Когда Андрей с семьей пришли в парк, Масленица была в самом разгаре. Первым делом Артёмка потянул его в снежный тир. По сравнению со вчерашним днём его существенно расширили, установив под голым древом несколько подставок с призами: наборами конструкторов и письменных принадлежностей. Оставалось только попасть. Дав кассиру пару монет и выданный на Заводе развлекательный талон, Андрей передал Артёмке три снежка.
- Давай, не промахнись, – подбодрил он сына.
Сосредоточившись и даже прикусив от напряжения нижнюю губу, Артёмка прицелился в большую картонную коробку «Юный конструктор» и бросил – мимо.
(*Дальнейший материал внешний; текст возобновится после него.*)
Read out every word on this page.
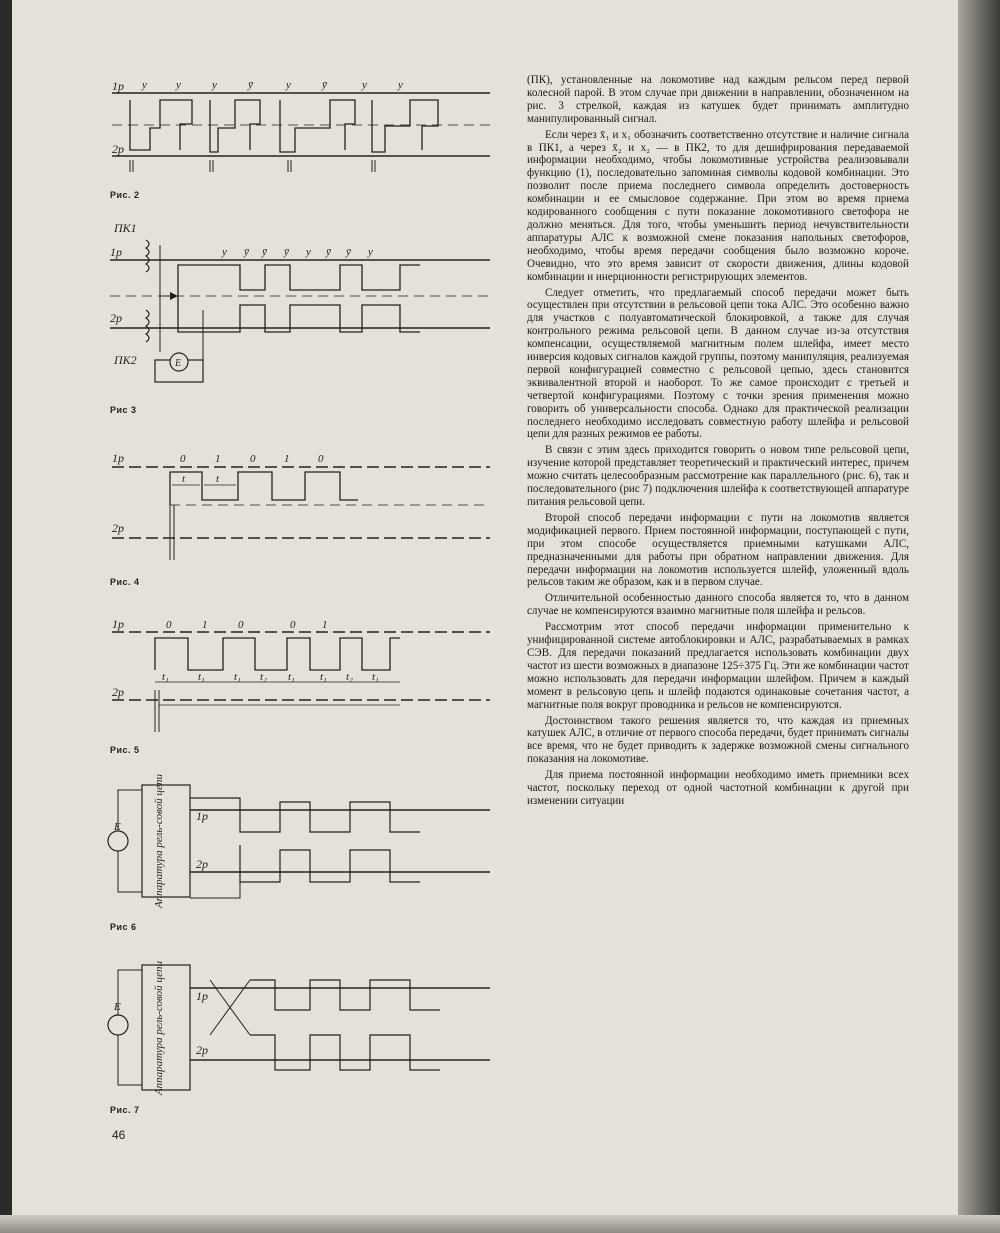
1р
2р
y	y	y	ȳ	y	ȳ	y	y
ПК1
1р
2р
ПК2
y ȳ ȳ ȳ y ȳ ȳ y
E
1р	0	1	0	1	0
t	t
2р
1р	0	1	0	0 1
t₁	t₁	t₁ t₂ t₁ t₁ t₂ t₁
2р
Аппаратура рель-совой цепи
E
1р
2р
Аппаратура рель-совой цепи
E
1р
2р
Рис. 2
Рис 3
Рис. 4
Рис. 5
Рис 6
Рис. 7

(ПК), установленные на локомотиве над каждым рельсом перед первой колесной парой. В этом случае при движении в направлении, обозначенном на рис. 3 стрелкой, каждая из катушек будет принимать амплитудно манипулированный сигнал.

Если через x̄₁ и x₁ обозначить соответственно отсутствие и наличие сигнала в ПК1, а через x̄₂ и x₂ — в ПК2, то для дешифрирования передаваемой информации необходимо, чтобы локомотивные устройства реализовывали функцию (1), последовательно запоминая символы кодовой комбинации. Это позволит после приема последнего символа определить достоверность комбинации и ее смысловое содержание. При этом во время приема кодированного сообщения с пути показание локомотивного светофора не должно меняться. Для того, чтобы уменьшить период нечувствительности аппаратуры АЛС к возможной смене показания напольных светофоров, необходимо, чтобы время передачи сообщения было возможно короче. Очевидно, что это время зависит от скорости движения, длины кодовой комбинации и инерционности регистрирующих элементов.

Следует отметить, что предлагаемый способ передачи может быть осуществлен при отсутствии в рельсовой цепи тока АЛС. Это особенно важно для участков с полуавтоматической блокировкой, а также для случая контрольного режима рельсовой цепи. В данном случае из-за отсутствия компенсации, осуществляемой магнитным полем шлейфа, имеет место инверсия кодовых сигналов каждой группы, поэтому манипуляция, реализуемая первой конфигурацией совместно с рельсовой цепью, здесь становится эквивалентной второй и наоборот. То же самое происходит с третьей и четвертой конфигурациями. Поэтому с точки зрения применения можно говорить об универсальности способа. Однако для практической реализации последнего необходимо исследовать совместную работу шлейфа и рельсовой цепи для разных режимов ее работы.

В связи с этим здесь приходится говорить о новом типе рельсовой цепи, изучение которой представляет теоретический и практический интерес, причем можно считать целесообразным рассмотрение как параллельного (рис. 6), так и последовательного (рис 7) подключения шлейфа к соответствующей аппаратуре питания рельсовой цепи.

Второй способ передачи информации с пути на локомотив является модификацией первого. Прием постоянной информации, поступающей с пути, при этом способе осуществляется приемными катушками АЛС, предназначенными для работы при обратном направлении движения. Для передачи информации на локомотив используется шлейф, уложенный вдоль рельсов таким же образом, как и в первом случае.

Отличительной особенностью данного способа является то, что в данном случае не компенсируются взаимно магнитные поля шлейфа и рельсов.

Рассмотрим этот способ передачи информации применительно к унифицированной системе автоблокировки и АЛС, разрабатываемых в рамках СЭВ. Для передачи показаний предлагается использовать комбинации двух частот из шести возможных в диапазоне 125÷375 Гц. Эти же комбинации частот можно использовать для передачи информации шлейфом. Причем в каждый момент в рельсовую цепь и шлейф подаются одинаковые сочетания частот, а магнитные поля вокруг проводника и рельсов не компенсируются.

Достоинством такого решения является то, что каждая из приемных катушек АЛС, в отличие от первого способа передачи, будет принимать сигналы все время, что не будет приводить к задержке возможной смены сигнального показания на локомотиве.

Для приема постоянной информации необходимо иметь приемники всех частот, поскольку переход от одной частотной комбинации к другой при изменении ситуации

46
Расстроившись, он мотнул головой и быстро метнул снежок ещё раз – и снова в молоко!
- Ну-ну, не спеши! – остановил его Андрей, мягко перехватив крошечную ручку, собирающегося истратить последнюю попытку.
Не понимая, Артёмка глянул на отца.
- Спешка, друг мой дорогой, до добра не доводит. А терпение и труд – они всё перетрут, – улыбнулся Андрей.
Малыш насупился и вновь стал целиться. Паренёк, стоявший по правую руку от него, сбил красивую коробку с пластмассовым самосвалом и радостно засмеялся. Артёмка покосился на него с завистью.
- Не отвлекайся. Ты ведь конструктор хотел? – осадил его Андрей.
- Угу, – кивнул Артёмка.
- Ну и зачем тебе самосвал? – удивился его отец.
Глубоко вдохнув, Артёмка швырнул снежок, угодив в самый центр коробки, а та, качнувшись, упала в пышный снег. Подпрыгнув от радости, малыш бросился забирать выигранный приз.
Андрея окликнул Олег, держащий под руку свою супругу Олю.
- А Мишка где? – спросил Андрей.
- Затемпературил что-то, – ответила жена товарища.
- Да какая там температура – 37,1! Но всё равно лучше отлежаться. Вон я ему с ледяного столба подарок сорвал, – ответил Олег, показывая Андрею конструктор – такой же, как у Артёмки.
- А ты, не желаешь? – задорно спросила его Оля.
- Уже не та форма, да и зачем нам два конструктора? – отшутился он, обнимая подбежавшего сияющего от счастья Артёмку по голове.
16.
Андрей и Олег взяли по сто грамм праздничной сверхнормированной водки, шашлык, салаты и пиво и прошли за свой столик в углу столового павильона.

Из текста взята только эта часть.